Personal information
- Born: 14 May 1970 (age 55)
- Original team: Doutta Stars (EDFL)
- Height: 160 cm (5 ft 3 in)
- Weight: 77 kg (170 lb)

Playing career^{1}
- Years: Club / Games (Goals)
- 1991–1993: Essendon / 13 (14)
- 1994–2000: Sydney / 70 (38)
- Total:  / 83 (52)
- ^{1} Playing statistics correct to the end of 2000.

= Peter Filandia =

Australian rules footballer

Peter Filandia (born 14 May 1970) is a former Australian rules footballer.

Filandia started his AFL career in 1991 at Essendon FC but left the club at the end of 1993, after playing in the club's 1992 reserves premiership. Filandia won the Gardiner Medal (AFL Reserve grade best and fairest award) with 24 votes in the 1992 season but was deemed ineligible due to being suspended for 2 weeks during the home and away season.

After not playing a senior game the following year he was recruited to the Sydney Swans from Essendon at pick 6 in the 1994 pre-season draft.

Filandia was a regular senior player during his 7 seasons at Sydney and was a crowd favourite but was cut down by serious injuries during this period (2 Knee ACL injuries - 1995, 1997)
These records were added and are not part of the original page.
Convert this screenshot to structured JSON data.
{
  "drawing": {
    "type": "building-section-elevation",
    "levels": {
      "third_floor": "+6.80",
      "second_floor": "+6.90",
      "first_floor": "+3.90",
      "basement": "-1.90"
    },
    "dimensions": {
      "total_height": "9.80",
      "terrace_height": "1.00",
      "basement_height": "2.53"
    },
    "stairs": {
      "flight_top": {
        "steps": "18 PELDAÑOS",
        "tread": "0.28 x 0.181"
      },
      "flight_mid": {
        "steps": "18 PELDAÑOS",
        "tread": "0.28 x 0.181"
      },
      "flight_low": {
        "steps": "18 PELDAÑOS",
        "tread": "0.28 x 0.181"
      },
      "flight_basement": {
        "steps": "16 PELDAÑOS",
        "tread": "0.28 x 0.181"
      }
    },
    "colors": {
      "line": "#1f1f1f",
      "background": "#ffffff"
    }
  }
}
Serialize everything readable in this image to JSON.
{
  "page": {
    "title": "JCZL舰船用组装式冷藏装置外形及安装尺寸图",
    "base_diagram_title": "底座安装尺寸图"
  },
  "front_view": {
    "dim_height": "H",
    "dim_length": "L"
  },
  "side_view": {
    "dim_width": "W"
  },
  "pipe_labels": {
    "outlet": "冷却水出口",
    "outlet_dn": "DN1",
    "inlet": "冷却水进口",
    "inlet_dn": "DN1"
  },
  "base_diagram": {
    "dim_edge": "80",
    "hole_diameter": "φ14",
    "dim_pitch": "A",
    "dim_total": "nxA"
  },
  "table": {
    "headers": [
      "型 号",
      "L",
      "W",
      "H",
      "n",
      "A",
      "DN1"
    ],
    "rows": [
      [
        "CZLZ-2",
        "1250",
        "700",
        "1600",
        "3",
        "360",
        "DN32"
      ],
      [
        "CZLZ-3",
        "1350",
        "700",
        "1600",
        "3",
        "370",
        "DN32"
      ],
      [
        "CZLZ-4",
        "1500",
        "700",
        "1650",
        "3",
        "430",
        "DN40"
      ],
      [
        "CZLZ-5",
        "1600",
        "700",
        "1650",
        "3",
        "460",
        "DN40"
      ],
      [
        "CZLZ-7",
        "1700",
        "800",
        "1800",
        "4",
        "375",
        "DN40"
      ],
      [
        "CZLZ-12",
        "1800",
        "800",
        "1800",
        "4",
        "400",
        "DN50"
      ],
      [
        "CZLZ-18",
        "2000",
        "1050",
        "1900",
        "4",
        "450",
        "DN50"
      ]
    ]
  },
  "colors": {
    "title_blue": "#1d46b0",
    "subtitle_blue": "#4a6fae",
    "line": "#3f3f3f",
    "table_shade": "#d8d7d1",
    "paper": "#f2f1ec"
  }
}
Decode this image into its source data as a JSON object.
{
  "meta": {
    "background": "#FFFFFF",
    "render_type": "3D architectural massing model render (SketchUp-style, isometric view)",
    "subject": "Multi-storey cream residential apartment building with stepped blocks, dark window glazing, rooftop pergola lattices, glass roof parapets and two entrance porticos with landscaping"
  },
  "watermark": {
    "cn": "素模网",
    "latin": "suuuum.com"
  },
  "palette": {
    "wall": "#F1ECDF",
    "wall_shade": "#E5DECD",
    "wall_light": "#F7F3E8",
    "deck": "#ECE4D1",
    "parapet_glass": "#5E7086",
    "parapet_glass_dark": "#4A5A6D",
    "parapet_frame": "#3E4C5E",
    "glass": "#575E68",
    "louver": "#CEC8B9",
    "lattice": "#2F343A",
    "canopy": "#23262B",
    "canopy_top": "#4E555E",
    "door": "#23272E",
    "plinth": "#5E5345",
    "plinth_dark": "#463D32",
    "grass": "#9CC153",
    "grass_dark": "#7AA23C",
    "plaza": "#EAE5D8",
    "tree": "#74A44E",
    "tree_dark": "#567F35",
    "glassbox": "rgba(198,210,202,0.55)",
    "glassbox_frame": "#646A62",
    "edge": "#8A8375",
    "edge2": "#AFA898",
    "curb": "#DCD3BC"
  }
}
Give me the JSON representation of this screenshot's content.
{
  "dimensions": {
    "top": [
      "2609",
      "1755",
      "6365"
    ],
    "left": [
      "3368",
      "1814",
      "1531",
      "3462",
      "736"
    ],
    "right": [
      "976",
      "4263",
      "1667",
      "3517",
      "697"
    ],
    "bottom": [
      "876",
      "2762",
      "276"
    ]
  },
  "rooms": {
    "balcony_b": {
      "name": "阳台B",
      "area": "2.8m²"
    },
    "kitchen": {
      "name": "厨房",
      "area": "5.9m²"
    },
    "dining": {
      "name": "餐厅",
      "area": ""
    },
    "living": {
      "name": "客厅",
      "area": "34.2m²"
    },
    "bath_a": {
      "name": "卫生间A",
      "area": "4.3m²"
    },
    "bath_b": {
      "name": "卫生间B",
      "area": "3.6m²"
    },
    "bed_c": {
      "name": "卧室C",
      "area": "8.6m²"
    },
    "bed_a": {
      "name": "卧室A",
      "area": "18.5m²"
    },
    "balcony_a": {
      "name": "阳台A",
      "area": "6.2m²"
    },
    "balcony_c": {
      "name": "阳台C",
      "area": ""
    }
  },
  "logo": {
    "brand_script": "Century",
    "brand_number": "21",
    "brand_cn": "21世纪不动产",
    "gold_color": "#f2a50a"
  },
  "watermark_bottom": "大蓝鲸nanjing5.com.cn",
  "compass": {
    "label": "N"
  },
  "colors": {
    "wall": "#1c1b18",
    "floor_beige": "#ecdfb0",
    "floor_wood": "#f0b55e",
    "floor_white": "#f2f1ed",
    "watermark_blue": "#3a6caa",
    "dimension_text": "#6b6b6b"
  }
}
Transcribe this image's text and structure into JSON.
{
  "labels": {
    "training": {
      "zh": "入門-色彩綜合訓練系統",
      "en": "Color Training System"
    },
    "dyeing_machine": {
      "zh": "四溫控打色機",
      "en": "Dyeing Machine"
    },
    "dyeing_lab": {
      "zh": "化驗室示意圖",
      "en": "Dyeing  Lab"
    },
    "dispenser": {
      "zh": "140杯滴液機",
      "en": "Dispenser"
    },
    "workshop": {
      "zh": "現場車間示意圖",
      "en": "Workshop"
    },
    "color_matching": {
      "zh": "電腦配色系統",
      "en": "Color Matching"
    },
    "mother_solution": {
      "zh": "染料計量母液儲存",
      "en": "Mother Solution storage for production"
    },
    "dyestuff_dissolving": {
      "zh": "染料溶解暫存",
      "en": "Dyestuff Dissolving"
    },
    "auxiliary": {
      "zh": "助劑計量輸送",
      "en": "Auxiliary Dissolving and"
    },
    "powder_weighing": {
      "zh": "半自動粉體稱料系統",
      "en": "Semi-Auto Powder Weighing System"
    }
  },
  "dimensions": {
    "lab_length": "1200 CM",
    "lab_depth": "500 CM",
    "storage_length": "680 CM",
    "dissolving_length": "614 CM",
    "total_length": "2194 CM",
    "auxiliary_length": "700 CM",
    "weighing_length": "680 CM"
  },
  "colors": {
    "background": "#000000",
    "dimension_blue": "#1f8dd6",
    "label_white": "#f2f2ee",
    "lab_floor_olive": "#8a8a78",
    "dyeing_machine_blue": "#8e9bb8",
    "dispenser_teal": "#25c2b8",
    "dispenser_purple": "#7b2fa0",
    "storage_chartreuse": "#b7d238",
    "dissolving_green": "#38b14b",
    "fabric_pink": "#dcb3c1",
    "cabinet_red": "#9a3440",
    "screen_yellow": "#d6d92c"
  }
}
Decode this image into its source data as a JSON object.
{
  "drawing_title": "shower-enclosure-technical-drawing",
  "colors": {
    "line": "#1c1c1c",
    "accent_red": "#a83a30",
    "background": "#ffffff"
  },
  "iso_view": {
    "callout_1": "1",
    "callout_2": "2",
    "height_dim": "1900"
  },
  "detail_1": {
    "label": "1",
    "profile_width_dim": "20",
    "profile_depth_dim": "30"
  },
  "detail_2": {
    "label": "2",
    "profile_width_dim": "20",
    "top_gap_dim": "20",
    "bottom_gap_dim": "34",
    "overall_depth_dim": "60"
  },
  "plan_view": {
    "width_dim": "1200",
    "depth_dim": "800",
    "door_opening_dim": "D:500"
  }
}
Following the completion of his AFL career in 2000, Filandia joined Port Melbourne Football Club as its captain and senior assistant coach. He was notable for being suspended for 10 matches after admitting he bit opponent Chad Davis’s scrotum during a match.

Filandia is currently working for AFL SportsReady Ltd managing AFL club traineeships.